A crise política em que Portugal se encontra mergulhado provoca-me a maior das estupefacções enquanto cidadão. Ao nosso país, com um padrão de especialização concentrado no sector do acolhimento, esta crise não poderia ter sido menos oportuna.

Tendo sofrido de forma desproporcional por este padrão de especialização e pelo elevado endividamento público (limitador do volume e da dimensão dos apoios públicos ao sector empresarial e às famílias), apetece questionar o racional desta crise, logo agora que precisamos de concentrar esforços na recuperação da economia, dos empregos perdidos e na preparação de um padrão de especialização mais diversificado.

Confesso a minha surpresa pelo anúncio desnecessário, qual fasquia colocada demasiado alta, pelo Presidente da República, sob a forma do ultimato de Orçamento ou dissolução. Sem que se descortine razão constitucional para este cutelo assim anunciado.

Ao primeiro-ministro, a quem todos reconhecemos o sentido de oportunidade e sensibilidade política apurada, várias perguntas terão que ser endossadas.

Aquilo que os seus parceiros de geringonça pediam era de tal molde que justificasse o esticar da corda ao ponto de ver chumbado o Orçamento?

Importa perceber o porquê de António Costa parecer ter preferido ir a eleições agora, ao invés de aquando do próximo Orçamento ou mesmo, como seria expectável, no final do prazo normal da legislatura. Porque logo agora, com a esperada bazuca europeia e um lento retomar do turismo e dos sectores do acolhimento, toda esta crise parece irreal e trágica.

Terá sido para melhor clarificar e marcar o terreno dos seus putativos delfins e sucessores?

Terá sido devido à falta de microprocessadores que já fez parar a fábrica da Autoeuropa por quatro vezes? Ou pelo facto de os preços à saída das fábricas (de todo o mundo), da energia, dos fretes marítimos, das matérias-primas, entre outras, ter crescido entre dois e três dígitos altos?

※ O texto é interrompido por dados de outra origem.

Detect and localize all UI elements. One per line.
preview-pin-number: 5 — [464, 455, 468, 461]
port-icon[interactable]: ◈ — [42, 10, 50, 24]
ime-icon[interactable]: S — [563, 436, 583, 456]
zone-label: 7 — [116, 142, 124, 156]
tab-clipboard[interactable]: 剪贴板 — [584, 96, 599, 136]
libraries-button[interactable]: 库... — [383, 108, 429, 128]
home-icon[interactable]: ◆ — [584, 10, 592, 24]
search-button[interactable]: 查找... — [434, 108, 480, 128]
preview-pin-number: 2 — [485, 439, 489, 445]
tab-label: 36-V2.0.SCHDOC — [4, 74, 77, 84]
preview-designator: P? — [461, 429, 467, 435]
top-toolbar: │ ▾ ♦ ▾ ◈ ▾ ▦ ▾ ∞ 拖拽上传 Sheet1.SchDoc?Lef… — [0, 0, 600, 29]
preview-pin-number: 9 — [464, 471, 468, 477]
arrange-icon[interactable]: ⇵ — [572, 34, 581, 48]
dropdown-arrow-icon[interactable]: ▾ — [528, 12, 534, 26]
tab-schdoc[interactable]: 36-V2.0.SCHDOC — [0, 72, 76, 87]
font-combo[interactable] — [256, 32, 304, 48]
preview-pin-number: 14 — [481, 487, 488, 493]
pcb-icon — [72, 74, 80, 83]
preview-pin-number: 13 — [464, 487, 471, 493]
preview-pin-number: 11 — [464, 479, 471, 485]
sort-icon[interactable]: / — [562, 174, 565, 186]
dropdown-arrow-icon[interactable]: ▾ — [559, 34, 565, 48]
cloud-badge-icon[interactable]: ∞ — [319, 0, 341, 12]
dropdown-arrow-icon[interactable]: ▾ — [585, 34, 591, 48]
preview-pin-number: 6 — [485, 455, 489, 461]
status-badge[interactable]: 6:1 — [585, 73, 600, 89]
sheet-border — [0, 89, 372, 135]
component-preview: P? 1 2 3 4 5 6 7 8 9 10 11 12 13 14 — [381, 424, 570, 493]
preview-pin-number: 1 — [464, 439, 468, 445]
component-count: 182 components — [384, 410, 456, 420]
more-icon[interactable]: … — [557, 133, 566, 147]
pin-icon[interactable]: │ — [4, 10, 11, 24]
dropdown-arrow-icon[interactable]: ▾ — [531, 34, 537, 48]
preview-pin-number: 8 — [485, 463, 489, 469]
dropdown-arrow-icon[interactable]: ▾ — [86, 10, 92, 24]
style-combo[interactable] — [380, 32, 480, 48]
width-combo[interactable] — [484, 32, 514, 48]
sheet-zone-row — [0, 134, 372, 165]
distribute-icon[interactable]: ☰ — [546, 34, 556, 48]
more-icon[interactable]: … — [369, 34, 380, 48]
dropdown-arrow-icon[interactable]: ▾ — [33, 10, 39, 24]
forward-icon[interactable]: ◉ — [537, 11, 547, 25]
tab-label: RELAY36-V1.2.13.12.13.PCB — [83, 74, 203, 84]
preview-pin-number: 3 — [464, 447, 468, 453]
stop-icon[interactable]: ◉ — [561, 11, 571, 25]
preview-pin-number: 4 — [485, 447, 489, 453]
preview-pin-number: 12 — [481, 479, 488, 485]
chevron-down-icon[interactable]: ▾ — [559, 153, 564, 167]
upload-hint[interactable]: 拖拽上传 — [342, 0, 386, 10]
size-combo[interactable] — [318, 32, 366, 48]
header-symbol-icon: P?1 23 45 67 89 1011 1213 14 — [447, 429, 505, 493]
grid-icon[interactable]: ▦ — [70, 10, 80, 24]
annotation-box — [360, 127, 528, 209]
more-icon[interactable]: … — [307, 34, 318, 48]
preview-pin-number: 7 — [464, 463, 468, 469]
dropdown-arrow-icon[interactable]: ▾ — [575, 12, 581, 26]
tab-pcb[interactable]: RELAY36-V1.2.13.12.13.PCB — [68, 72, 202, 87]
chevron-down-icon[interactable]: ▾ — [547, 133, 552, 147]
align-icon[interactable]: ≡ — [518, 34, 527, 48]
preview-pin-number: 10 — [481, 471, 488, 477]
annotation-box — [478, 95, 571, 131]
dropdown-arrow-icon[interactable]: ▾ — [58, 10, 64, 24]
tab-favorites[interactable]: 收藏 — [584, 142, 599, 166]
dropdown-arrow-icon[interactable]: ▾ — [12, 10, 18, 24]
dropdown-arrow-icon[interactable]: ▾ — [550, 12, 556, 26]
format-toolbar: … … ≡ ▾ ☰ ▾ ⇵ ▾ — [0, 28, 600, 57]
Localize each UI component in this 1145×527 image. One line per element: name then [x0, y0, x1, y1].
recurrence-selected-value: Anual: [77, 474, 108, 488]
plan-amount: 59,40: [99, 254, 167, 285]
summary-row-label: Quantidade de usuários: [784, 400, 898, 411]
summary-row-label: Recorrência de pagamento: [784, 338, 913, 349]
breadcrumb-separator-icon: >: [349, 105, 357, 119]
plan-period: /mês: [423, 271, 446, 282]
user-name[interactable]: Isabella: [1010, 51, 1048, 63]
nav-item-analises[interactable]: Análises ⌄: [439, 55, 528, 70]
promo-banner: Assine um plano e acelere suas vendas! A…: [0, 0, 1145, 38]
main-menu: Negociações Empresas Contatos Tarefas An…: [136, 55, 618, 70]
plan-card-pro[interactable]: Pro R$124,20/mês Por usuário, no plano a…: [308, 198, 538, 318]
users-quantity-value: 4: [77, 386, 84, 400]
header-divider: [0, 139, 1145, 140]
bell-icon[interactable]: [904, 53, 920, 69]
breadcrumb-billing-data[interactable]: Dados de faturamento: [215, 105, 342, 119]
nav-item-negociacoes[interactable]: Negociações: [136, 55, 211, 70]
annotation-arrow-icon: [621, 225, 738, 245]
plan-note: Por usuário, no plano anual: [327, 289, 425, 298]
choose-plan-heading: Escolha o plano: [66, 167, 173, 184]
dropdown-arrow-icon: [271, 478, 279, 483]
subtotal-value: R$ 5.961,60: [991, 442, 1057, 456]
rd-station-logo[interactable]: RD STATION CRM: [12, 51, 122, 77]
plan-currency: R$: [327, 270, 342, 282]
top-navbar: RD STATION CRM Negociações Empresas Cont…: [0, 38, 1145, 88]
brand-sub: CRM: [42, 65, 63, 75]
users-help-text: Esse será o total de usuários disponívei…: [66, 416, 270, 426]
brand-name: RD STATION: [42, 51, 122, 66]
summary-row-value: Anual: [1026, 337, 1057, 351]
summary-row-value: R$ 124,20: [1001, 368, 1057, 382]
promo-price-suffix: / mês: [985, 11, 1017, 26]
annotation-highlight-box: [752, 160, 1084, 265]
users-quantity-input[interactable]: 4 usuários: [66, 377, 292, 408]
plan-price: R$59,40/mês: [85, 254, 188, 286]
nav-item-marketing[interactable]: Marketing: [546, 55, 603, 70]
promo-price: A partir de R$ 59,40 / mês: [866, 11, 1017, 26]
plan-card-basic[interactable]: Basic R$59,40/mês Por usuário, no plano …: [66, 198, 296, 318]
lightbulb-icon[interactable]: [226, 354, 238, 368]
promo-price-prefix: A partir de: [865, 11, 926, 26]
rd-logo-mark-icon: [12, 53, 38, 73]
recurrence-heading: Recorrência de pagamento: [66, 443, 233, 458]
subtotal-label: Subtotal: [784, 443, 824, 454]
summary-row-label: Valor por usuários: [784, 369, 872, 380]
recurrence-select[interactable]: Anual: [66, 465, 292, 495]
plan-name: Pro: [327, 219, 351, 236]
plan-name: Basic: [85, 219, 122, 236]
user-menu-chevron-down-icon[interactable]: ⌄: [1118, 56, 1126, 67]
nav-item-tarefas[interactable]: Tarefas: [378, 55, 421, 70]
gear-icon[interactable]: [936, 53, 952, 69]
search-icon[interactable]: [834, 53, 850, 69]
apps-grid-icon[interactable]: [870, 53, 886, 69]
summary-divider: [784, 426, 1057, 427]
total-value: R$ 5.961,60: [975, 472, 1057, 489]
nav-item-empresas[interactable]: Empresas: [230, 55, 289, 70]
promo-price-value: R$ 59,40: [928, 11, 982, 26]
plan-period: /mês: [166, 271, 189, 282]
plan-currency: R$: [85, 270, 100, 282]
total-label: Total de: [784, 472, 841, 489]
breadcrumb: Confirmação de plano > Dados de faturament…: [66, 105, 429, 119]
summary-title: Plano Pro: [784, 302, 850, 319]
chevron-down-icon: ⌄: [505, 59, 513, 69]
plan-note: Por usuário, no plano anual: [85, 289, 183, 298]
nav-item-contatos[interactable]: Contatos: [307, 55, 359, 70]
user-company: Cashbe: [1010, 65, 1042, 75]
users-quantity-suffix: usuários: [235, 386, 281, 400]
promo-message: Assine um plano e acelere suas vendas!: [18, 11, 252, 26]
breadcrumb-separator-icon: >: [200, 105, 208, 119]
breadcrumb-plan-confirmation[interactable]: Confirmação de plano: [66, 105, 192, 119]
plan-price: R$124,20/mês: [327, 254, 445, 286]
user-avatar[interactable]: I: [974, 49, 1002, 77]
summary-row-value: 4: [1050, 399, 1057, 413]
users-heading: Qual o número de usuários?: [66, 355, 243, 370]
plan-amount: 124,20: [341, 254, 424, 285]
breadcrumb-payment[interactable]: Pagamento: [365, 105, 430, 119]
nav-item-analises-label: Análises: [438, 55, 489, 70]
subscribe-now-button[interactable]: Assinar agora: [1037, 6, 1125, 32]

Será pelo facto de a China ter interrompido uma série longa de crescimentos na ordem dos dez pontos percentuais do PIB anuais e estabilizar em metade disso, com os refluxos expectáveis sobre a Alemanha e as economias exportadoras europeias?

Será pelo facto da conjugação de todos estes factores ter levado os preços ao consumidor a subir para a casa dos 5% em Espanha, Alemanha e EUA, e existirem dúvidas e receios sérios de que as disrupções da Covid-19 e a inflação tenham efeitos muito mais duradouros do que o antecipado?

Será pelo regresso da ortodoxia financeira e do equilíbrio das contas públicas na Zona Euro, a partir de 2023, num cenário de retirada de estímulos monetários (e com uma alta de juros à espreita) para combater a inflação?

Será pelo receio que com a conjugação destes eventos venhamos a ter um cenário de estagflação como tivemos nas crises energéticas anteriores? Será que desta vez os mesmos eventos e factores provocarão uma história diferente?

Tudo leva a pensar que António Costa acredita que a história se repete e que desta vez não será diferente. O presente afigura-se mais risonho quanto o futuro de médio prazo. Assim, quanto mais cedo as eleições, melhor.

O autor escreve de acordo com a antiga ortografia.